Turns out Sette-san isn’t Nishimura’s sister, but his pink-haired classmate (and friend of Segawa’s), Akiyama. She teases both him and Ako by glomming on him in class, but she causes a lot more trouble than she expected, as she creates an environment Ako no longer feels comfortable in. She even suggests the club play an FPS unrelated to LA, likely to avoid Akiyama/Sette.
Ako then recedes again from school life, vowing only to live in LA, where she knows Rusian is his wife, if nowhere else. At long last, Nishimura’s wishy-washiness and failure to clearly define his real world relationship with Ako has been laid bare, and this is the sum product: an Ako more reclusive than ever, who wishes to “reincarnate” into someone cooler.
The club pretty easily figures out that Ako herself is caught up in a spiral of stubbornness and a desire not to lose further face, and that Nishimura is the only one who has a shot to bring her back to school. While walking home with Segawa, she relays to him how important he was to Ako, both in the game and in her life, and how she, like Ako, wouldn’t mind spending a good long time with Nishimura…gaming, of course. Just gaming. As usual, Segawa fools precisely no one but the guy she’s trying to pretend she doesn’t like.
When he arrives at Ako’s house, Nishimura is confronted by Ako’s mom, who looks more like an equally attractive older sister and is delighted that Ako’s “future husband” has come to sort her “problem daughter” out. She then shuffles off to work, leaving him with the key to Ako’s room, of all things.
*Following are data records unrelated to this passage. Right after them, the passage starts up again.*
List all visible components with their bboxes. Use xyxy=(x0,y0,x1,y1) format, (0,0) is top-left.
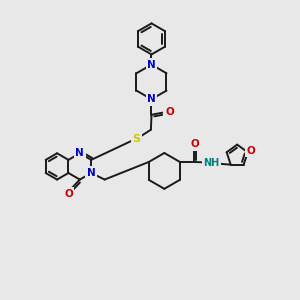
Text: O: O xyxy=(247,146,256,156)
Text: N: N xyxy=(87,168,96,178)
Text: N: N xyxy=(147,60,156,70)
Text: S: S xyxy=(133,134,141,144)
Text: O: O xyxy=(190,139,199,149)
Text: O: O xyxy=(165,107,174,117)
Text: O: O xyxy=(64,189,73,199)
Text: N: N xyxy=(147,94,156,104)
Text: N: N xyxy=(76,148,84,158)
Text: NH: NH xyxy=(203,158,220,167)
When he enters, Ako isn’t ready for him, being in her underwear and all. When she tells him she is ready and he can come in, she’s totally naked, revealing her and Nishimura’s definitions of “ready” in this instance differ greatly. She eventually gets some damn clothes on, however, and to her surprise, Nishimura isn’t there to drag her back to school; he’s just there to play LA with her.
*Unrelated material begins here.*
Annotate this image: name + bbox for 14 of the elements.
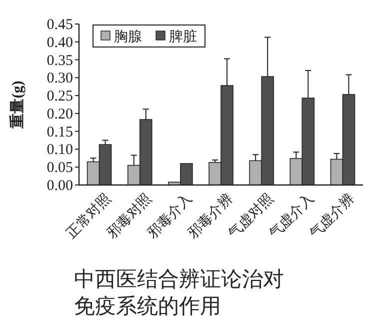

After a day of this, during which they were supposed to be at school, Nishimura essentially proposes mutually assured destruction: if Ako can stay home forever and never go to school or see any of their friends, so can he, and whatever fallout there is from that, so be it.
While I kinda doubt Nishimura’s parents would allow him to ruin his chances of getting into college or securing a good job, Ako is touched by Rusian’s devotion. The knowledge that he’d stay home with her forever if that’s what she eventually decided gives her the strength to tough it out at school with him.
Once she’s there, Akiyama mends fences by proclaiming to Ako’s peers that she has a dutiful boyfriend who visited her when she wasn’t feeling well. That’s a narrative Ako can get behind. Do I buy that it’s enough to mitigate all her other mental and social issues? Not really. Is Nishimura now Ako’s explicitly public boyfriend? No. Is that fundamental ambiguity a problem going forward? Certainly.
Furthermore, the last few episodes have felt like slightly-tweaked versions of the same story, beginning and ending in virtually the same space. Characters can talk about Ako “progressing”, but that doesn’t mean it’s true.
And everyone’s too…nice. This is high school, where are the “normie” antagonists? Those issues, combined with its Thursday night time slot (my movie night) and lackluster production values, are making this a hard show to stick with.